DJ A-Trak, Fools Gold Tour @ The Roxy (via suckafuck)
This is probably my most stolen photograph. Since posting it on flickr after the concert (with all rights reserved) it’s been used without credit at least a hundred times. Every time a new A-Trak or Ed Banger remix drops I can open Hype Machine or Peel and see it in the first few hits, usually a few times. I just thought about it when Soupsoup posted about the standard practice of using images from the web without attribution for articles and work online and offline. The bigger conversation is that we’re all gluttons for media and people rarely consider authorship or compensation for work, we take for granted that there are insightful, comprehensive articles written by journalists and experts about all sorts of topics and they, along with photographers / photojournalists go to the ends of the earth to populate our RSS feeds 24 hours a day. The AP is trying to do for news what the MPAA and RIAA do for music and movies, which makes them the bad guy, but how long will experts dedicate themselves to reportage without incentive?
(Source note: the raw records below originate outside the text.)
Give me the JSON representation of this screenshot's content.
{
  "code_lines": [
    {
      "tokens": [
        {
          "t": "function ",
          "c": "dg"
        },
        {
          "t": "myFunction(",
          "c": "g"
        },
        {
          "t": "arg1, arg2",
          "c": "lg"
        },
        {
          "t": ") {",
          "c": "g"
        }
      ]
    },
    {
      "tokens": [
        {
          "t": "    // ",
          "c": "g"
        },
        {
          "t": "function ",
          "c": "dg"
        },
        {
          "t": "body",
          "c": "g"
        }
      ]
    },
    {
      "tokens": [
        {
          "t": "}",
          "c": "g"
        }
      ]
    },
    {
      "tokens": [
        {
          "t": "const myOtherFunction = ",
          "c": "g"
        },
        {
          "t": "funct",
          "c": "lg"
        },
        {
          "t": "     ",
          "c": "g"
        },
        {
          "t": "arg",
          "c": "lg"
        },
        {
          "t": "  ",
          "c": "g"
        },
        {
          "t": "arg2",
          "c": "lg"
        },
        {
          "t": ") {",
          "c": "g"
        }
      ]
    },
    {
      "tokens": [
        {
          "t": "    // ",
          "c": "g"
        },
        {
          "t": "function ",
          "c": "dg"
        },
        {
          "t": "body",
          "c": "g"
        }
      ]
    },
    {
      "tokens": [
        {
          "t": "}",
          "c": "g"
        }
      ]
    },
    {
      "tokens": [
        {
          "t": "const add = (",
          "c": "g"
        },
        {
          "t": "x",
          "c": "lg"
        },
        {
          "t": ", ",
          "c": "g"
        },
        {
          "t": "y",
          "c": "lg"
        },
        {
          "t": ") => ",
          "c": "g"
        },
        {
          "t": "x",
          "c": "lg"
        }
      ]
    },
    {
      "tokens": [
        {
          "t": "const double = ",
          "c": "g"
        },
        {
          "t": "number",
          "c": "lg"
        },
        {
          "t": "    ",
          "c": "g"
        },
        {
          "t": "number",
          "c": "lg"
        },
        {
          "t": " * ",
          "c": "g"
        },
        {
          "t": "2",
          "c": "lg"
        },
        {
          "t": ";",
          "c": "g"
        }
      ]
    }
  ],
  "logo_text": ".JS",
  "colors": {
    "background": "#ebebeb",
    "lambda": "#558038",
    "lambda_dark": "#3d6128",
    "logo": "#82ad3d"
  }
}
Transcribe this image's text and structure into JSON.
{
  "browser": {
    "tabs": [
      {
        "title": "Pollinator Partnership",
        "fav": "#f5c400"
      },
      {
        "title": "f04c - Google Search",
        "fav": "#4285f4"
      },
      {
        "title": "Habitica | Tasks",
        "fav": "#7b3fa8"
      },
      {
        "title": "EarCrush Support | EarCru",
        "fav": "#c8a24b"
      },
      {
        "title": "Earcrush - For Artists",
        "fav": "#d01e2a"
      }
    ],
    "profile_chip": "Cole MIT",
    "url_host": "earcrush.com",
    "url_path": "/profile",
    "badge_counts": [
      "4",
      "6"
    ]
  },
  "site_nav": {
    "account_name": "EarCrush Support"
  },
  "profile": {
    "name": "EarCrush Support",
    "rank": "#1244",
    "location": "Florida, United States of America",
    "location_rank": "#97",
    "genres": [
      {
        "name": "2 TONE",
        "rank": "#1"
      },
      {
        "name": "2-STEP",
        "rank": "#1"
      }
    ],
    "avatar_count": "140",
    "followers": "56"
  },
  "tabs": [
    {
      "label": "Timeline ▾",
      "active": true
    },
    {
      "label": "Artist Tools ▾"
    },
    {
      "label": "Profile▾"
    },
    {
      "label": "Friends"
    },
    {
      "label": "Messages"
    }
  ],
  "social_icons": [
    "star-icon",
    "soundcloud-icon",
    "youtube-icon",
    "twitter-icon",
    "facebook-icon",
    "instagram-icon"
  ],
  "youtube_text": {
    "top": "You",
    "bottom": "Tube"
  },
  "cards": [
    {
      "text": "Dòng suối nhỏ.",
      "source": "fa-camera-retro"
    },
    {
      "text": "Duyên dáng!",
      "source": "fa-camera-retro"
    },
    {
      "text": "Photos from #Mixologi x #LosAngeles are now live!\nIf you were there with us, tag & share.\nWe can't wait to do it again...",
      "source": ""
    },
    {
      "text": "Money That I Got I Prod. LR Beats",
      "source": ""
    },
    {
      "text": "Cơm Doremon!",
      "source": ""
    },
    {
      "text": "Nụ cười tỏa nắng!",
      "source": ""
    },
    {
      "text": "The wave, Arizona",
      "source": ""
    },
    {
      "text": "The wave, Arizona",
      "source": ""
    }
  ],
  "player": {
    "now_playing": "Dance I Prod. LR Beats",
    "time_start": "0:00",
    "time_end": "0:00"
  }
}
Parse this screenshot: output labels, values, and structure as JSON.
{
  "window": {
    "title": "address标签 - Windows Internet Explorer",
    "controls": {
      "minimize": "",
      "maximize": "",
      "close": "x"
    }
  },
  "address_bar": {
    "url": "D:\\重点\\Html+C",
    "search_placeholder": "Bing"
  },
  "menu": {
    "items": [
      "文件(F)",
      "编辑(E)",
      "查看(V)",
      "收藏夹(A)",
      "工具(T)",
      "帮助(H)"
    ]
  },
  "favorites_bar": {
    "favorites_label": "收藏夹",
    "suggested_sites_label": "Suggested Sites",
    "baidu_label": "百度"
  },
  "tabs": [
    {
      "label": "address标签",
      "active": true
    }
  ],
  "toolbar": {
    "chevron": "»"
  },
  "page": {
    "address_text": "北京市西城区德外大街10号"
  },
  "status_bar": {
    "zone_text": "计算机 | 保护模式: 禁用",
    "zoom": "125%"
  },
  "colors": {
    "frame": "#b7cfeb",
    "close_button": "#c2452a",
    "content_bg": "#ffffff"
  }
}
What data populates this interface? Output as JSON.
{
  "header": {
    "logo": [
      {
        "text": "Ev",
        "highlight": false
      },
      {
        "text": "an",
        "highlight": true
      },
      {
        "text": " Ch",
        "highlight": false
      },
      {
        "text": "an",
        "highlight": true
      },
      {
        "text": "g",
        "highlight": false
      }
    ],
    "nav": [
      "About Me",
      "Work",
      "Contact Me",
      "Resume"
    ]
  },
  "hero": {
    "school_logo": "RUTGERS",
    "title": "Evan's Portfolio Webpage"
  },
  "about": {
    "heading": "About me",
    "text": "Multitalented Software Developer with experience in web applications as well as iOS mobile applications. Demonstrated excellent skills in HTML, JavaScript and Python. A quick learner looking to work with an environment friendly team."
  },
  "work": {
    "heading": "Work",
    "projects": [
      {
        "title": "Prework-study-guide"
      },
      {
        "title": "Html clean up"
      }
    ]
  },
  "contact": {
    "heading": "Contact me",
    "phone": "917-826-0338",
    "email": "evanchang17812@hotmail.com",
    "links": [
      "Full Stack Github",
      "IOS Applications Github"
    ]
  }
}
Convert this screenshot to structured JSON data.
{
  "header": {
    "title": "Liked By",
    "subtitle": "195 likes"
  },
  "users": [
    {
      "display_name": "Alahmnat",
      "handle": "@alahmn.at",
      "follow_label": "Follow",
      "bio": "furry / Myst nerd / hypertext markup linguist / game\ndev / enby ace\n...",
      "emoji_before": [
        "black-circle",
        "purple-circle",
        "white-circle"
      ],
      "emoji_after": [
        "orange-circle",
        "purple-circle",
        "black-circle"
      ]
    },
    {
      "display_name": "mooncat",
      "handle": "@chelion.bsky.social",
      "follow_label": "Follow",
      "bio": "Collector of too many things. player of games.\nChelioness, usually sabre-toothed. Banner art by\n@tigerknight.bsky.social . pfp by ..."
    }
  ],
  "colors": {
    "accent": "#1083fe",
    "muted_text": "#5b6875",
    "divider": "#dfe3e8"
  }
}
And what will happen to our networks of infinite “sharing” when there is no more original content to reblog/retweet/comment on/critique?
We hold such a high esteem for the instant delivery of trends and news via twitter and wikipedia, but with few exceptions they’re still just tools for propagating news released by traditional media, and they’re highly susceptible to lowest-common-denominator gossip - in the twitterverse, Mid East politics as a whole is less important than #harrypotter and in the words of Stephen Colbert, “you have to love wikipedia, where the lightsaber has a more space dedicated to it than the printing press.”